These synthetic datasets have similar characteristics and structure to real-world data without disclosing sensitive or private information about individuals.
“The idea is to create a fictional version of a real dataset that can be used safely for a variety of purposes including safeguarding confidential data, reducing bias and also improving machine learning models,” he said.
Programmatic synthetic data helps developers in many ways. A few examples include helping them protect sensitive data, comply with data protection regulations like GDPR and HIPAA, increase data availability between teams, create more data to train, test and validate machine learning models and address data imbalance issues by creating more records for underrepresented groups or classes.
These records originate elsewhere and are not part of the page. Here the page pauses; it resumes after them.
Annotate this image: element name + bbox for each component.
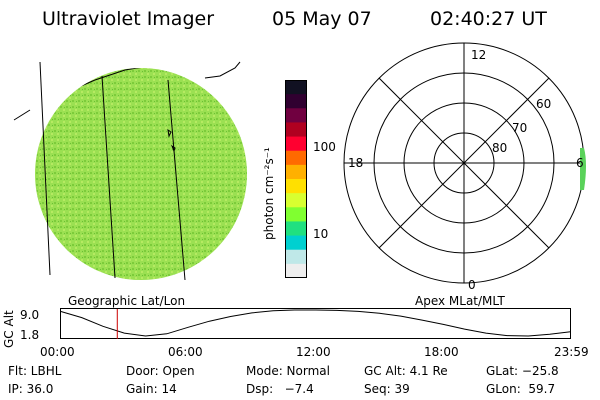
colorbar-segment (285, 221, 307, 237)
info-glat: GLat: −25.8 (486, 364, 559, 378)
colorbar-segment (285, 235, 307, 251)
info-gcalt: GC Alt: 4.1 Re (364, 364, 448, 378)
colorbar-segment (285, 136, 307, 152)
colorbar-segment (285, 122, 307, 138)
polar-plot: 12 0 18 6 60 70 80 (343, 42, 586, 290)
colorbar-unit-label: photon cm⁻²s⁻¹ (262, 147, 276, 240)
x-tick-2: 12:00 (296, 345, 331, 359)
info-dsp: Dsp: −7.4 (246, 382, 314, 396)
earth-disk (35, 68, 247, 280)
info-ip: IP: 36.0 (8, 382, 54, 396)
color-scale-bar (285, 80, 307, 279)
info-gain: Gain: 14 (126, 382, 177, 396)
polar-label-left: 18 (348, 156, 363, 170)
island-outline (167, 128, 176, 153)
polar-lat-label-60: 60 (536, 97, 551, 111)
date-label: 05 May 07 (272, 8, 372, 30)
info-mode: Mode: Normal (246, 364, 330, 378)
gc-alt-axis-title: GC Alt (2, 310, 16, 348)
longitude-line (167, 79, 186, 281)
colorbar-segment (285, 193, 307, 208)
colorbar-segment (285, 207, 307, 222)
polar-label-right: 6 (576, 156, 584, 170)
app-title: Ultraviolet Imager (42, 8, 215, 30)
colorbar-segment (285, 150, 307, 166)
coastline-outside (13, 61, 241, 121)
altitude-curve (60, 309, 571, 337)
colorbar-tick-100: 100 (313, 140, 336, 154)
x-tick-4: 23:59 (554, 345, 589, 359)
colorbar-segment (285, 249, 307, 265)
y-tick-low: 1.8 (20, 328, 40, 342)
longitude-line (101, 75, 116, 279)
info-seq: Seq: 39 (364, 382, 410, 396)
x-tick-1: 06:00 (168, 345, 203, 359)
y-tick-high: 9.0 (20, 308, 40, 322)
longitude-line (39, 61, 51, 276)
polar-label-bottom: 0 (468, 278, 476, 290)
colorbar-segment (285, 179, 307, 194)
polar-label-top: 12 (471, 48, 486, 62)
info-flt: Flt: LBHL (8, 364, 62, 378)
colorbar-segment (285, 108, 307, 123)
polar-lat-label-70: 70 (512, 121, 527, 135)
colorbar-segment (285, 164, 307, 180)
colorbar-tick-10: 10 (313, 227, 329, 241)
altitude-timeline (60, 308, 571, 339)
x-tick-3: 18:00 (424, 345, 459, 359)
info-glon: GLon: 59.7 (486, 382, 556, 396)
aurora-patch (580, 148, 586, 190)
apex-caption: Apex MLat/MLT (415, 294, 505, 308)
polar-lat-label-80: 80 (492, 141, 507, 155)
colorbar-segment (285, 263, 307, 279)
colorbar-segment (285, 94, 307, 109)
x-tick-0: 00:00 (40, 345, 75, 359)
info-door: Door: Open (126, 364, 195, 378)
geographic-image (13, 61, 247, 281)
colorbar-segment (285, 80, 307, 95)
geographic-caption: Geographic Lat/Lon (68, 294, 186, 308)
time-label: 02:40:27 UT (430, 8, 547, 30)
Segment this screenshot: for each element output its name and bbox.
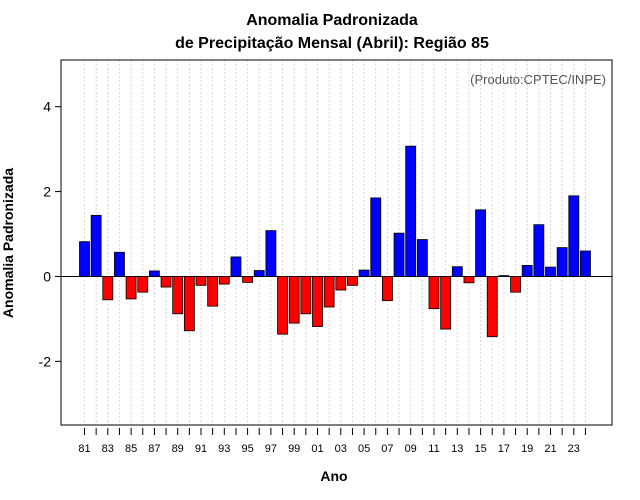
x-tick-label: 23 — [568, 443, 580, 455]
x-axis: 81 83 85 87 89 91 93 95 97 99 01 03 05 07 09 11 13 15 17 19… — [78, 428, 586, 455]
bar-05 — [358, 269, 370, 277]
bar-21 — [545, 266, 556, 277]
x-tick-label: 81 — [78, 443, 90, 455]
bar-18 — [510, 276, 521, 293]
bar-96 — [253, 270, 265, 277]
bar-94 — [230, 256, 242, 277]
bar-97 — [265, 230, 277, 277]
bar-22 — [556, 247, 568, 277]
bar-03 — [335, 276, 347, 291]
x-tick-label: 21 — [544, 443, 556, 455]
bar-04 — [347, 276, 358, 286]
bar-01 — [312, 276, 323, 327]
bar-95 — [242, 276, 254, 283]
x-tick-label: 05 — [358, 443, 370, 455]
credit-text: (Produto:CPTEC/INPE) — [470, 72, 606, 87]
bar-87 — [148, 270, 160, 277]
y-tick-label: 4 — [43, 99, 51, 115]
bar-81 — [79, 241, 90, 277]
bar-07 — [381, 276, 393, 302]
plot-frame — [60, 59, 613, 426]
bar-98 — [277, 276, 288, 335]
bar-89 — [172, 276, 184, 315]
x-tick-label: 95 — [241, 443, 253, 455]
x-tick-label: 13 — [451, 443, 463, 455]
bar-82 — [90, 214, 102, 277]
bar-15 — [475, 209, 487, 277]
x-tick-label: 17 — [498, 443, 510, 455]
bar-16 — [486, 276, 498, 338]
bar-13 — [451, 266, 463, 277]
chart-title-line2: de Precipitação Mensal (Abril): Região 8… — [175, 35, 489, 52]
chart-title-line1: Anomalia Padronizada — [246, 12, 418, 29]
y-axis-label: Anomalia Padronizada — [0, 168, 16, 318]
gridlines — [84, 60, 586, 425]
x-tick-label: 11 — [428, 443, 439, 455]
x-tick-label: 07 — [381, 443, 393, 455]
x-tick-label: 89 — [172, 443, 184, 455]
bar-19 — [521, 265, 533, 277]
x-tick-label: 15 — [474, 443, 486, 455]
x-tick-label: 93 — [218, 443, 230, 455]
bar-83 — [102, 276, 114, 301]
y-tick-label: 2 — [43, 184, 51, 200]
bar-12 — [440, 276, 452, 330]
bar-86 — [137, 276, 149, 293]
x-tick-label: 97 — [265, 443, 277, 455]
x-tick-label: 87 — [148, 443, 160, 455]
y-tick-label: -2 — [39, 353, 52, 369]
bar-06 — [370, 197, 382, 277]
bar-88 — [160, 276, 172, 288]
bar-11 — [428, 276, 440, 310]
x-tick-label: 85 — [125, 443, 137, 455]
bar-99 — [288, 276, 300, 324]
x-tick-label: 03 — [335, 443, 347, 455]
bar-10 — [416, 239, 428, 277]
x-tick-label: 83 — [102, 443, 114, 455]
bar-24 — [580, 250, 591, 277]
x-tick-label: 01 — [311, 443, 323, 455]
x-tick-label: 19 — [521, 443, 533, 455]
bar-08 — [393, 232, 405, 277]
bars — [79, 145, 591, 338]
x-tick-label: 09 — [405, 443, 417, 455]
y-tick-label: 0 — [43, 268, 51, 284]
bar-90 — [183, 276, 195, 332]
bar-92 — [207, 276, 219, 307]
bar-23 — [568, 195, 580, 277]
x-tick-label: 91 — [195, 443, 207, 455]
bar-84 — [114, 251, 125, 277]
bar-93 — [218, 276, 230, 285]
x-axis-label: Ano — [320, 468, 347, 484]
bar-00 — [300, 276, 312, 315]
bar-17 — [498, 275, 510, 277]
bar-14 — [463, 276, 475, 284]
bar-20 — [533, 224, 545, 277]
x-tick-label: 99 — [288, 443, 300, 455]
bar-02 — [323, 276, 335, 308]
bar-85 — [125, 276, 137, 300]
bar-09 — [405, 145, 417, 277]
bar-91 — [195, 276, 207, 286]
y-axis: -2 0 2 4 — [39, 99, 61, 369]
Betterdata’s funding will be used on its product launch and to enhance its programmable synthetic data tech stack, including support for single-table, multi-table and time-series datasets. These are different variations of tabular datasets and Yee explains that the main differences are their structures and the problems thy are created to address.
For example, single-table datasets focus on standalone tables, while multi-table datasets are meant to consider relationships between multiple tables, and time-series datasets deal with data collected over time.
Betterdata also plans to hire more people, including sales and marketing employees, and expand beyond Singapore to more of the Asia-Pacific region over the next one to two years.
In a statement about Investible’s investment, principal Khairu Rejal said, “Betterdata solves one of the biggest issues the AI industry is facing today: lack of high-quality data that also meets privacy requirements. Through its powerful platform, Betterdata generates synthetic data that mimics real-world data without compromising quality and privacy, helping businesses meet global compliance and privacy laws at scale.”